Visionary zeal

C. Rajam was intrinsic to the evolution of MIT. Prema Srinivasan talks to Anusha Parthasarathy about her grandfather’s vision for the institution

September 27, 2014 06:50 pm | Updated 06:50 pm IST

The invitation to M.S. Subbulakshmi’s first concert. Photo: Special Arrangement

The invitation to M.S. Subbulakshmi’s first concert. Photo: Special Arrangement

Prema Srinivasan remembers her grandfather, C .Rajam, as a lean old man dressed in crisp Khadi, who walked with a walking stick. His eyes were failing and yet he knew everything that was happening around him. Sharp, shrewd and well-connected, C. Rajam was one of yesteryear Madras’ industrialists who built his empire from scratch. And through her book, ‘A Visionary’s Reach, C. Rajam and the founding of the Madras Institute of Technology’, Prema pays homage to his life before and after MIT.

The book, which traces Rajam’s journey from the time he was a high-school graduate from Kumbakonam to his founding role in the institution, talks of the many challenges he overcame at different points in his life. “Everything about his life is fascinating – Rajam came from a very poor family and had only finished school. But he was enterprising and had good business sense.

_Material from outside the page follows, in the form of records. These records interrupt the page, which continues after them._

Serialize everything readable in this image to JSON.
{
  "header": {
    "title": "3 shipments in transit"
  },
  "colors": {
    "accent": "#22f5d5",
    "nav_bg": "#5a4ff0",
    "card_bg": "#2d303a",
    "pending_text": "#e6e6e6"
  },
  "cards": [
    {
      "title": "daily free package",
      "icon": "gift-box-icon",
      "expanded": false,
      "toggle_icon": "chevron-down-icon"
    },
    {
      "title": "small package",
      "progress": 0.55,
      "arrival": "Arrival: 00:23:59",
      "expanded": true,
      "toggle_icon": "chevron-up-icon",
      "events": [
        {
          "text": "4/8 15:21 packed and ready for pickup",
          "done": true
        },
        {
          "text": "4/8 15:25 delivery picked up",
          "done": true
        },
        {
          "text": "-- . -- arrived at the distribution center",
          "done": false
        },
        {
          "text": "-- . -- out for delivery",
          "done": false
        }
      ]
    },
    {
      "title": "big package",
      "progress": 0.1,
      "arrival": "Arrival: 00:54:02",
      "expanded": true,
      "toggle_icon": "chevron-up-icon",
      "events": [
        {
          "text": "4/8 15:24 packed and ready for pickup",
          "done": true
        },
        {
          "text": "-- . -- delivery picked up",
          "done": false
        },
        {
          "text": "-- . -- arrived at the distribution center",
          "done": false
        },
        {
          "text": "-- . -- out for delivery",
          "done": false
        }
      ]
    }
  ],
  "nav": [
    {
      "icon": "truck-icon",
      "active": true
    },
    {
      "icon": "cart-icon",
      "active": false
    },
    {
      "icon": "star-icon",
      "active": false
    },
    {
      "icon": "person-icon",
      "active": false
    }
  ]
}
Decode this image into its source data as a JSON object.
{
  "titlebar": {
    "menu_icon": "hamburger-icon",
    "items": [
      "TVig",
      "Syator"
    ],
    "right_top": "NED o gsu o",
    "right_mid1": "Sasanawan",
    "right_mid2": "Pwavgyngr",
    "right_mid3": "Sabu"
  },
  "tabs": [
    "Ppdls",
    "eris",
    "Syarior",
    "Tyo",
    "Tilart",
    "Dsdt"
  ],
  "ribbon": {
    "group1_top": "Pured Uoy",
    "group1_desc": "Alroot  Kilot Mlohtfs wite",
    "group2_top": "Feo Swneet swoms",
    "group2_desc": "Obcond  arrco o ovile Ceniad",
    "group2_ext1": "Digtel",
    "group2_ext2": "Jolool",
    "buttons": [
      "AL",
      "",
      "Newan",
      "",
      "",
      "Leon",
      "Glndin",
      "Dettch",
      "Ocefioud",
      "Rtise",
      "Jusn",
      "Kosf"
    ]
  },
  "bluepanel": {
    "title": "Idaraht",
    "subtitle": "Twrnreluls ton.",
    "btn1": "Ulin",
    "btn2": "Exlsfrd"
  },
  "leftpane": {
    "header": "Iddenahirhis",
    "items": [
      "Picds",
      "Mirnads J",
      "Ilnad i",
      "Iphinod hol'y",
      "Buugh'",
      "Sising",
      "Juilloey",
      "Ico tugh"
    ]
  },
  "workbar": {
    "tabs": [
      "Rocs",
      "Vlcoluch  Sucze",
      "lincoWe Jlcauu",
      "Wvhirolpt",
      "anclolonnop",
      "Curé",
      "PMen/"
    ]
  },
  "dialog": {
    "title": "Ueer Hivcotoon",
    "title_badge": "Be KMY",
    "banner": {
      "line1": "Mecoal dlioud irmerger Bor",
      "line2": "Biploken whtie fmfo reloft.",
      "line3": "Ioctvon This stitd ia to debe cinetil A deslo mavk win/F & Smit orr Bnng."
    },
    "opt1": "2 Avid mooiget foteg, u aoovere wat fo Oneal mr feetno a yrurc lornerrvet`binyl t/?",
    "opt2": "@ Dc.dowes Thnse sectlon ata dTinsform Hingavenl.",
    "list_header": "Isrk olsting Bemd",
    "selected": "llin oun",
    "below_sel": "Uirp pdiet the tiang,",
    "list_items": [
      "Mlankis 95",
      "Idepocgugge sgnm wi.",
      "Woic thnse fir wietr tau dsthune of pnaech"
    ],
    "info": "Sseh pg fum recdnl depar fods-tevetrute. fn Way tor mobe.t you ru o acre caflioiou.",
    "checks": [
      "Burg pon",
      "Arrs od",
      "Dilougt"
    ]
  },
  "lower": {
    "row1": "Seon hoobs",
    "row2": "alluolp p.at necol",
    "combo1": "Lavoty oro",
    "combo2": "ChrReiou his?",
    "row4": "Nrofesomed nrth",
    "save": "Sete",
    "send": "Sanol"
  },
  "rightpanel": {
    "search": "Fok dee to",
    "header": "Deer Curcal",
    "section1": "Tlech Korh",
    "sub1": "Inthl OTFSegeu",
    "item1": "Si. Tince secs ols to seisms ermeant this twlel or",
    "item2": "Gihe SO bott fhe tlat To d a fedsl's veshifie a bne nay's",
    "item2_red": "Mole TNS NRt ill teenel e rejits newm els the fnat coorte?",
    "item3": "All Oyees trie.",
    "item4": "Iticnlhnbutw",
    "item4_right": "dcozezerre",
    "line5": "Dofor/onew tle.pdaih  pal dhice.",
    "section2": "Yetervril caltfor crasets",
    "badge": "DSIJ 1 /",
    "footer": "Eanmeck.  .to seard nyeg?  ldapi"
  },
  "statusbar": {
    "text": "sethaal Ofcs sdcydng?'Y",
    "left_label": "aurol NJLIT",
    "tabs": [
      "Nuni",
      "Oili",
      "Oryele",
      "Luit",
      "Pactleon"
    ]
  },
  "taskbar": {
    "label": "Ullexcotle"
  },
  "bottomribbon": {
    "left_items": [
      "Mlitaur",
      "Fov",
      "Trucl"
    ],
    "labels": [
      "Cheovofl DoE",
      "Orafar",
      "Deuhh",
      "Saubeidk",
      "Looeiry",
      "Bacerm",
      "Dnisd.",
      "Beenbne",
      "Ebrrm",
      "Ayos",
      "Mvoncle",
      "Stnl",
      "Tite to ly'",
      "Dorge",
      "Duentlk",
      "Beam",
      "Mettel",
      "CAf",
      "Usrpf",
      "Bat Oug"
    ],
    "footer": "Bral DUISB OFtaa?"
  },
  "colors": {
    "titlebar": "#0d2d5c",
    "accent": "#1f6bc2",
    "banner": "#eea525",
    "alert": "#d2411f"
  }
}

Soon, he became one of the city’s eminent industrialists,” explains Prema. “He built his dream home, India House, when things were going well but didn’t hesitate to sell it to build his dream institution.”

Born in 1882, Rajam came from Swamimalai and moved to Salem to look for jobs after school. Over the next few years, he started a handloom factory, worked at two tanneries, started a coal tar business, car agency, steel company, electric supply corporation and finally, in 1949, founded the Madras Institute of Technology. “Business in the companies proved extremely lucrative and Rajam became a leading industrialist in the State. He was the Chairman of five companies,” writes Prema, in her book.

The book goes on to explain how intrinsic Rajam’s life was to the evolution of the institute. This is interspersed with delightful anecdotes and incidents involving the founder. Rajam’s tea parties were popular in Madras back then and attended by the intellectuals of that time. The book even talks of how Rajam sponsored the musical event in which M.S. Subbalakshmi made her Madras debut in 1933. “Our favourite family story, of course, is how he could pinch a calf’s ear and tell what quality of leather it is. He was sharp and nothing could pass by him,” adds Prema.

The idea to start the institute came from the fact that Rajam had to employ engineers from Germany to work at his steel mills in Nagapattinam. He realised that there was a dearth of competent technical engineers in the country. To meet this need, MIT, an institution that provided practical and theoretical knowledge, was formed. It offered three-year diplomas in Aeronautical, Automobile, Electronics and Instrumentation. “The course is so selected and arranged as to offer a ‘prolonged and thorough training’ on industrial science and applications,” Prema writes. There was also a personal side to it – Rajam had just lost his oldest son and his wife in quick succession and he decided to detach himself from material possessions and instead began to envision a different future for the country. To fund the institute, Rajam sold his house for a sum of 5 lakhs.

‘A Visionary’s Reach’ does not stop with Rajam’s story but goes on to detail the institution’s past, present and future. The pages are interspersed with pictures of the family and Rajam, the beginnings of the institute, Rajam’s letters, newspaper clippings of the institute and people involved in it, articles by popular alumni such as A.P.J Abdul Kalam and also pictures of the initial staff and buildings. Later pictures are of the convocations, Founder’s Day and MIT as it stands today, after its merger with Anna University in 1978.

The diploma that the college once offered may now be a degree, but the initial classrooms (old hangers that Rajam had procured with permission from Jawaharlal Nehru) and the zest of its students remain. “The students were the ones who wanted this book published,” says Prema, “I merely helped them put it together. And since my father, C.R. Ramaswamy, took over MIT after my grandfather’s demise, I dedicated the book to him. We have printed about 500 copies and want to give it to people who care about the college and its history. Of course, this is for those who also share a history with Rajam. The book, in a way, is about him letting go of the pursuit of success to go in pursuit of happiness,” she smiles.